The City’s Appeal Committee overturned a Variance Order that allowed the Applicant to subdivide his property. An application for judicial review of this decision was dismissed. The Court held that the Appeal Committee did not err in its interpretation of the criteria set out in section 247(3) of the City of Winnipeg Charter. No manifest injustice occurred and the decision was not arbitrary, oppressive or improper. The Appeal Committee did not act in bad faith and there was no breach of natural justice.

28. November 2006 0

Administrative law – Municipalities – Planning and zoning – Variance orders – Decisions of administrative tribunals – Municipal Appeal Committee – Judicial review – Failure to provide reasons – Procedural requirements and fairness – Natural justice

Rohs v. Winnipeg (City), [2006] M.J. No. 275, Manitoba Court of Queen’s Bench, July 6, 2006, McCawley J.

The Applicant sought judicial review of a Variance Appeal Order made by the City of Winnipeg Appeal Committee which overturned a Variance Order that allowed the Applicant to subdivide his property into two residential lots. The Applicant asserted that the Appeal Committee erred in its interpretation of the criteria set out in section 247(3) of the City of Winnipeg Charter, that it acted in bad faith and that it failed to observe the rules of natural justice.

Section 247(3) of the City of Winnipeg Charter sets out the criteria for approving a variance with respect to a property. The thrust of the Applicant’s argument was that it was not sufficient for the Appeal Committee to simply state that the applicable criteria had not been met without it being clear on the record what the decision-making process was and the reasons for arriving at the decision.

Upon a review of the transcript the Court was satisfied that the Appeal Committee properly considered the appropriate criteria that governs its considerations and applied them to the decision. The Court found that the Appeal Committee, while clearly being aware of other matters of concern that had been raised by the area residents, restricted its ultimate decision to the municipal purposes contained within the identified criteria in section 247(3). To find otherwise would set an impossibly high standard for a process that involved participation by the public and would mean the Committee’s decision would be invalidated at the mere mention of matters falling outside the criteria. While it was always preferable to have clear and cogent reasons for any decision, to hold the Appeal Committee to the same standard as a Court of law would also be unrealistic and impractical. There was no basis to find in this case that a manifest injustice had occurred, or that the decision was arbitrary, oppressive or improper. As such, the Court held that the Appeal Committee did not err in its interpretation of the criteria set out in section 247(3) of the City of Winnipeg Charter.
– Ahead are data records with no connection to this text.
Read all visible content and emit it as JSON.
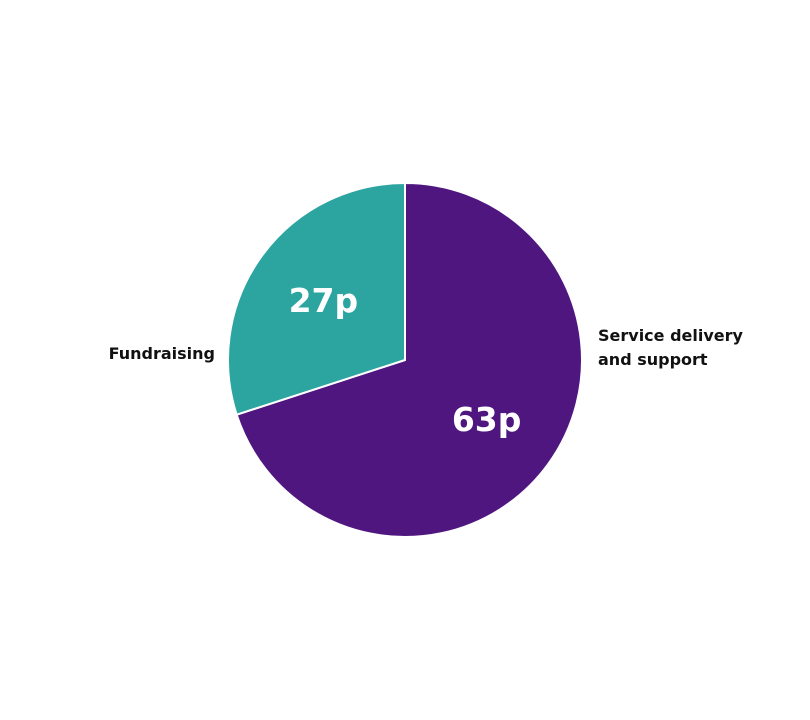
{
  "chart_data": {
    "type": "pie",
    "title": "",
    "slices": [
      {
        "category": "Service delivery and support",
        "category_lines": [
          "Service delivery",
          "and support"
        ],
        "value": 63,
        "value_label": "63p",
        "color": "#4f1680"
      },
      {
        "category": "Fundraising",
        "category_lines": [
          "Fundraising"
        ],
        "value": 27,
        "value_label": "27p",
        "color": "#2ca4a0"
      }
    ],
    "legend": "none",
    "separator_color": "#ffffff"
  }
}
With respect to whether the Appeal Committee acted in bad faith, the Court noted that the onus of establishing that bad faith existed fell on the person alleging it. Supposition and suspicion were no substitutes for evidence. The Court found that nothing in the evidence demonstrated that the Appeal Committee was substantially influenced in reaching its conclusion by improper or irrelevant considerations to warrant curial interference and a finding of bad faith.

The Court then considered the Applicant’s argument that the Appeal Committee failed to comply with the principles of procedural fairness by allowing a city councillor to be present at the hearing and make submissions in support of the appeal when he was not a party to the proceedings nor a member of the Appeal Committee. The Court noted that nothing in the City’s bylaws prohibited this person from participating in the appeal as he did. Nothing on the record remotely suggested that others were not afforded an opportunity to speak. The Court held that a flexible approach should be taken in such cases, recognizing that the test of reasonable apprehension of prejudgment was too stringent and could not have been intended by the legislature to apply to municipal councillors. There was nothing inherent in councillors’ hybrid functions that made it mandatory or desirable to excuse them from the requirement that they refrain from dealing with matters in respect of which they have either a personal or other interest. Where such an interest is found, both at common law and by statute a member of council is disqualified if the interest is so related to the exercise of public duty that a reasonably well informed person would conclude that it might influence the exercise of that duty. Adopting that approach, the Court found no basis on which the Councillor’s participation should vitiate the Appeal Committee’s decision. The Applicant therefore had not demonstrated that the Appeal Committee failed to observe the rules of natural justice and, in particular, its duty to be fair.

The application was therefore dismissed.